Je ne parlerai pas de son oeuvre, elle est trop conséquente pour discourir ici à son propos, et, la découvrant il y a peu, je risquerai d’en faire n’importe quoi. Je parlerai donc uniquement de son dernier livre, » Déluge » mais je devine aussi que ce livre montre un certain visage de son oeuvre, de ses pensées, de la manière dont l’auteur conçoit l’humanité et l’activité artistique. Le visage n’est ni entier ni limpide, il est dans l’ombre des mots, dans un mouvement, et surgit par moment avec eux. Je vais parler du livre et tenter de montrer un peu de ce visage.
En général, on parle peu de la couverture pour s’intéresser au texte même. Je voudrai déroger à cette règle. Ici, l’illustration est un détail de la peinture » Girafe en feu » de Salvador Dali. On y voit une grande girafe cendrée et noire dont le dos et le haut du cou brûlent. Aux pieds de la girafe se trouve un homme squelettique. l’arrière plan représente un grand espace désert, cerclé de montagnes. l’ensemble du détail de la peinture, manifeste le sentiment de côtoyer une transcendance dangereuse mais vivante et vitale. Il s’agit de faire face à quelque chose qui nous dépasse, (la girafe domine de sa hauteur l’homme squelette), quelque chose qui nous traverse et que nous devons laisser traverser. Mais la traversée est éreintante, parce qu’elle flamboie ; elle violente, embrase, expulse, elle n’est vivante que sur le fil d’un rasoir, et en dehors d’elle il n’y a rien ou si peu. l’homme squelette flirte avec la mort. Les personnages du roman se retrouvent confrontés à cette puissance. Florian, vieux peintre qui brûle tous ses dessins et peintures, est le personnage central du roman. Autour et avec lui gravitent Florence, une femme malade d’avoir suivi la voie que sa mère lui a dicté, et Simon, un homme du port qui a connu la prison. Tous les trois vont devoir embrasser la déraison afin de mener à bien un projet titanesque, peindre le déluge. Mais peindre ne signifie pas illustrer, plutôt vivre et faire, pour peut-être revivre à nouveau, car une telle toile ne prend corps que si on y met du sien, corps et âme, à la tâche. Il ne s’agit pas de bien dessiner techniquement, il s’agit d’éprouver ce que l’on dessine. Florence et Simon sont confrontés à la violence de Florian. Si le feu brûlant est l’acte d’anéantissement de la création, il marque aussi la vulnérabilité du peintre face aux autres. Après tout, Florian est un peintre reconnu qui ne supporte pas les flashs des photographes. Le roman raconte l’aventure commune de ces trois là , à laquelle s’ajoute quelques personnages secondaires, comme Jerry, un enfant aimé du peintre; ou encore Héllé, la première femme à être entré dans le monde chaotique de Florian. Ces personnages secondaires soulagent l’aventure des trois ; ils les extériorisent de la tâche, tout comme ils extériorisent le lecteur du roman.

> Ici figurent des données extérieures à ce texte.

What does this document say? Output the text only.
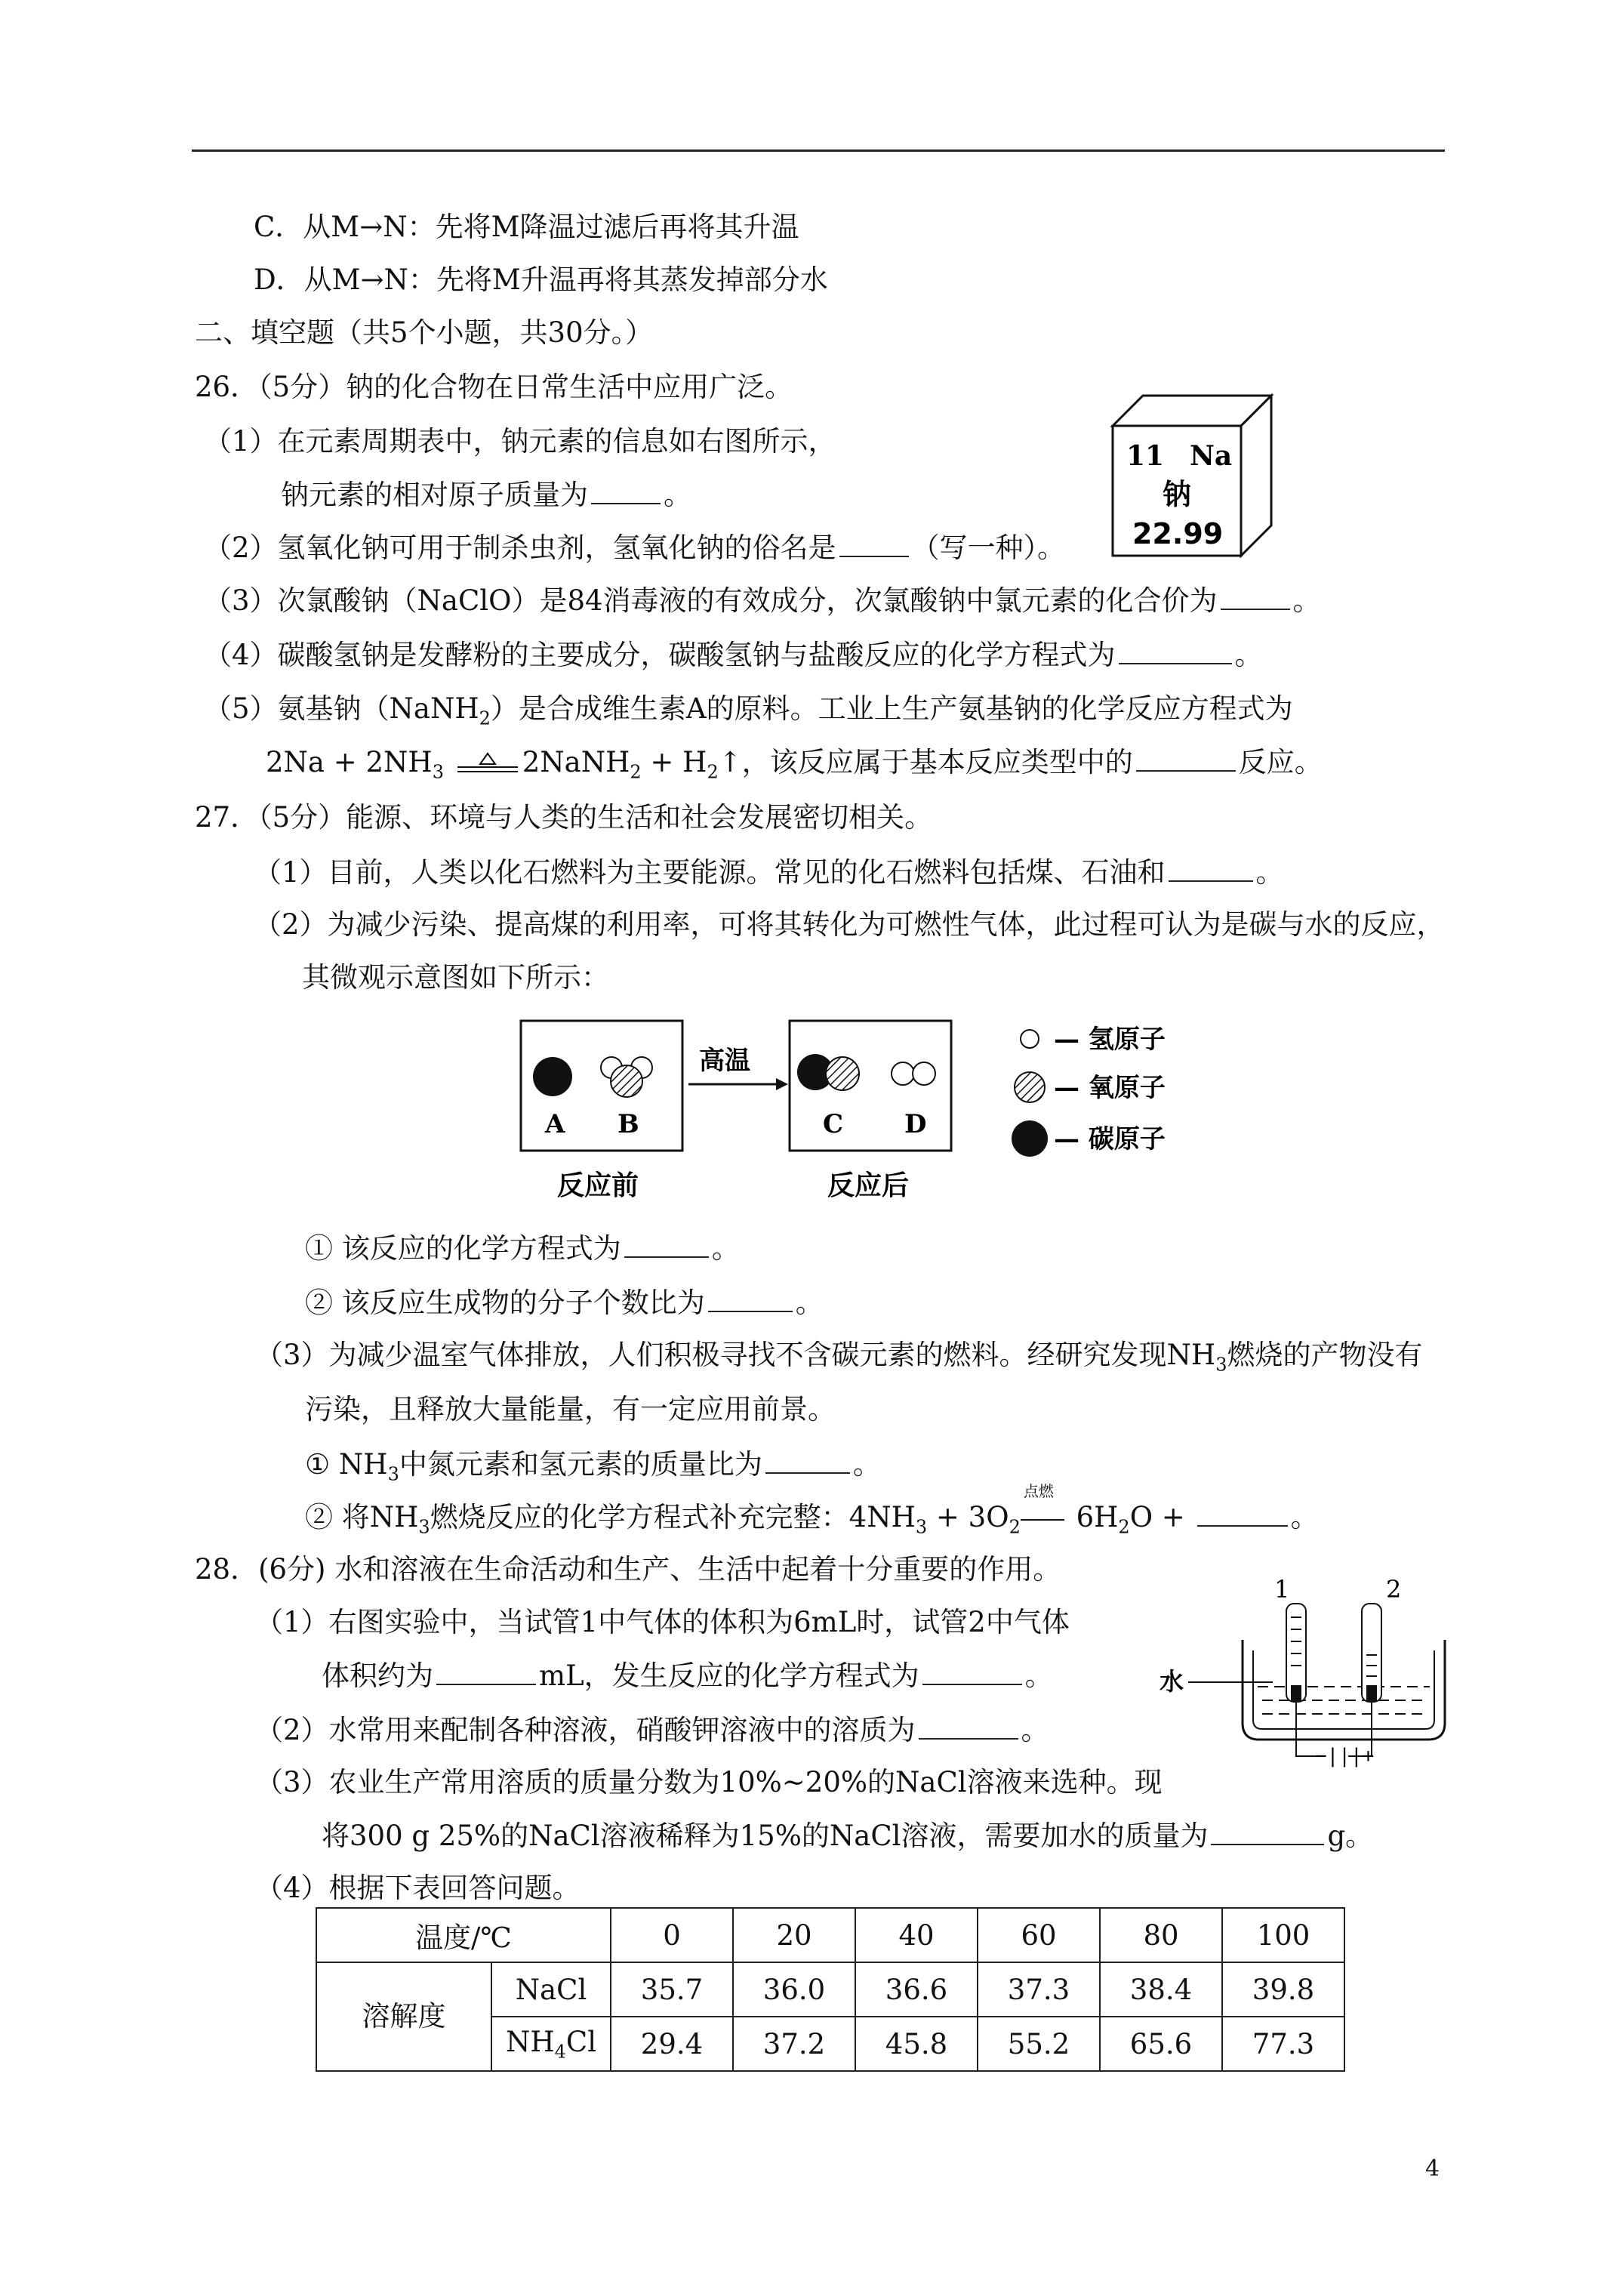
C．从M→N：先将M降温过滤后再将其升温
D．从M→N：先将M升温再将其蒸发掉部分水
二、填空题（共5个小题，共30分。）
26．（5分）钠的化合物在日常生活中应用广泛。
（1）在元素周期表中，钠元素的信息如右图所示，
钠元素的相对原子质量为	。
（2）氢氧化钠可用于制杀虫剂，氢氧化钠的俗名是	（写一种）。
（3）次氯酸钠（NaClO）是84消毒液的有效成分，次氯酸钠中氯元素的化合价为	。
（4）碳酸氢钠是发酵粉的主要成分，碳酸氢钠与盐酸反应的化学方程式为	。
（5）氨基钠（NaNH$_2$）是合成维生素A的原料。工业上生产氨基钠的化学反应方程式为
$2Na + 2NH_3$	2NaNH$_2$ + $H_2↑$，该反应属于基本反应类型中的	反应。
11 Na
钠
22.99
27．（5分）能源、环境与人类的生活和社会发展密切相关。
（1）目前，人类以化石燃料为主要能源。常见的化石燃料包括煤、石油和	。
（2）为减少污染、提高煤的利用率，可将其转化为可燃性气体，此过程可认为是碳与水的反应，
其微观示意图如下所示：
A B
高温
C D
反应前	反应后
— 氢原子
— 氧原子
— 碳原子
① 该反应的化学方程式为	。
② 该反应生成物的分子个数比为	。
（3）为减少温室气体排放，人们积极寻找不含碳元素的燃料。经研究发现$NH_3$燃烧的产物没有
污染，且释放大量能量，有一定应用前景。
① $NH_3$中氮元素和氢元素的质量比为	。
② 将$NH_3$燃烧反应的化学方程式补充完整：$4NH_3 + 3O_2$
点燃
$6H_2O$ +	。
28．(6分) 水和溶液在生命活动和生产、生活中起着十分重要的作用。
（1）右图实验中，当试管1中气体的体积为6mL时，试管2中气体
体积约为	mL，发生反应的化学方程式为	。
（2）水常用来配制各种溶液，硝酸钾溶液中的溶质为	。
（3）农业生产常用溶质的质量分数为10%~20%的NaCl溶液来选种。现
将300 g 25%的NaCl溶液稀释为15%的NaCl溶液，需要加水的质量为	g。
（4）根据下表回答问题。
1	2
−|||+
水
温度/℃		0	20	40	60	80	100
溶解度	NaCl	35.7	36.0	36.6	37.3	38.4	39.8
	$NH_4Cl$	29.4	37.2	45.8	55.2	65.6	77.3
4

La dimension religieuse est présente. Après tout, il s’agit de peindre l’aventure de Noé qui bâtit son arche afin d’échapper aux trombes d’eau. Mais ici, le Déluge ce n’est pas simplement l’événement religieux, il renvoie aussi à la folie, à la déraison du peintre. Le déluge possède donc une signification double, l’évènement religieux et l’activité artistique. À chaque fois il s’agit d’une production et d’une traversée afin de sauver l’autre et soi même. Mais la différence est qu’ici aucun des personnages n’est vraiment » pur » ou » juste » ils sont déjà dans le déluge et doivent en sortir changés ou mourir. En ce sens, pris dans le déluge nos personnages doivent bouger sans cesse s’ils ne veulent pas être submergés. Le mouvement prend toujours le pas sur la parole comme le montre la rencontre de Florence et du peintre, rencontre en majorité silencieuse dans laquelle il exige d’elle qu’elle dessine. C.’est le faire, l’acte artistique qui compte.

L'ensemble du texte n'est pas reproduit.